Одна лишь Катька Аэропорт не испытывала ни малейшего поползновения втягивать под чужими взглядами или же прятать в оборках платья свой живот и другим не позволяла заноситься.
– Вот скоро мы с тобой, Тамарочка, и ровесников дождемся, – с преувеличенной бурностью начинала она выражать свою радость той, которой, по ее мнению, пора уже было указать место, чтобы она не слишком выхвалялась благополучием своей семейной жизни.
– Ты, Катька, совсем сбесилась, – оглядываясь, шипела на нее подружка. – У меня, слава богу, муж есть.
Катька Аэропорт хохотала:
– Мужья, Томочка, на то и существуют, чтобы с квартирантами в подкидного дурачка играть.
Клавдии же Пухляковой она однажды повинилась:
– Вот только чего не знаю, того не знаю, с той ли это ночки, когда я моего рыжего сержанта попросила помочь мне койку от духоты в сад вынести, или когда позвала твоего Ванечку проводку в летнице починить.
– Смотри, Катерина, не забрехивайся, – пригрозила ей Клавдия.
Катька Аэропорт охотно пошла на мировую.
– Успокойся, безгрешный твой Ванечка, как молочный теленок.
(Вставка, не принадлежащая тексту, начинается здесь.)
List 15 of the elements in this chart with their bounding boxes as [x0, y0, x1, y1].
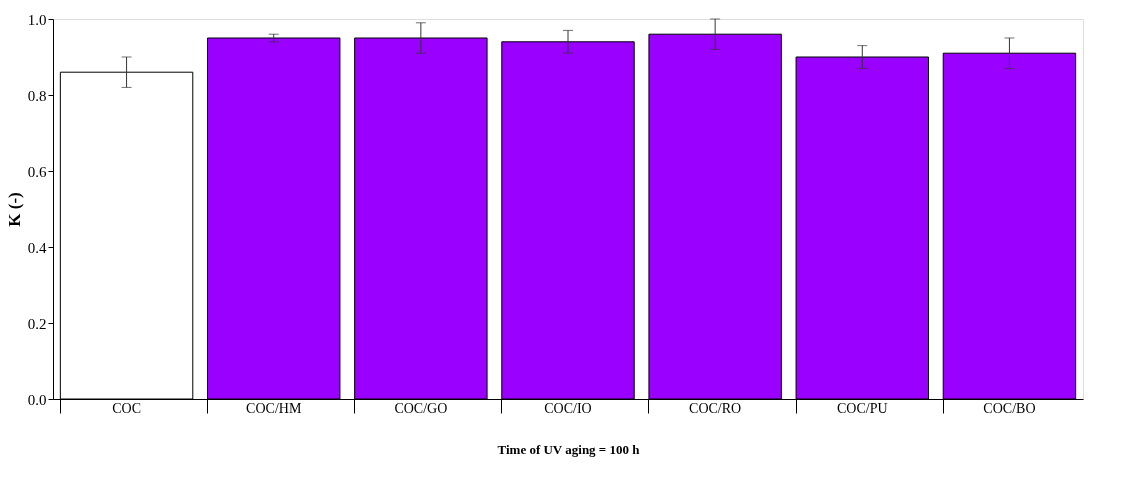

Он даже собирался от меня в окно сигануть. Правда, намерялась я его в тот день невинности лишить, да твою материнскую гордость пожалела. А не надо было. – Катька переключалась на мстительную волну: – Вон ты какой хочешь быть, из всех самой чистой. Даже начальники с тремя большими звездочками не смогли твою крепость взять.
Клавдия обещала:
– Когда-нибудь, Катерина, вырвут тебе твой язык.
– Ничего, скоро у меня тоже будет защитник. А ты, Клавдия, если правду сказать, со всех сторон круглая, хоть ты член правления и мой персональный бригадир. Сама себя счастья лишила. Еще какая круглая. Мой сержант говорил, что твоему бывшему квартиранту к Октябрьской годовщине вместо трех серебряных звездочек должны будут на погонах одну золотую засветить. Я бы за него с закрытыми глазами пошла. Шутка ли, из нашего зарастающего бурьяном хутора прямо в генеральши попасть.
И она, вытянув шею уточкой, сделав руку калачиком, семенила рядом с воображаемым генералом, наглядно демонстрируя, как бы все это могло у нее получиться. Но, не выдерживая роль до конца, разражалась бурным смехом. Глядя на нее, смеялась Клавдия – и тут же осекалась, обезоруженная ее столь же бурными слезами.
– Что ты, Катя, нельзя, чтобы другие видели наши слезы, – успокаивала она Катьку, обнимая ее плечи. – Нам гордыми надо быть.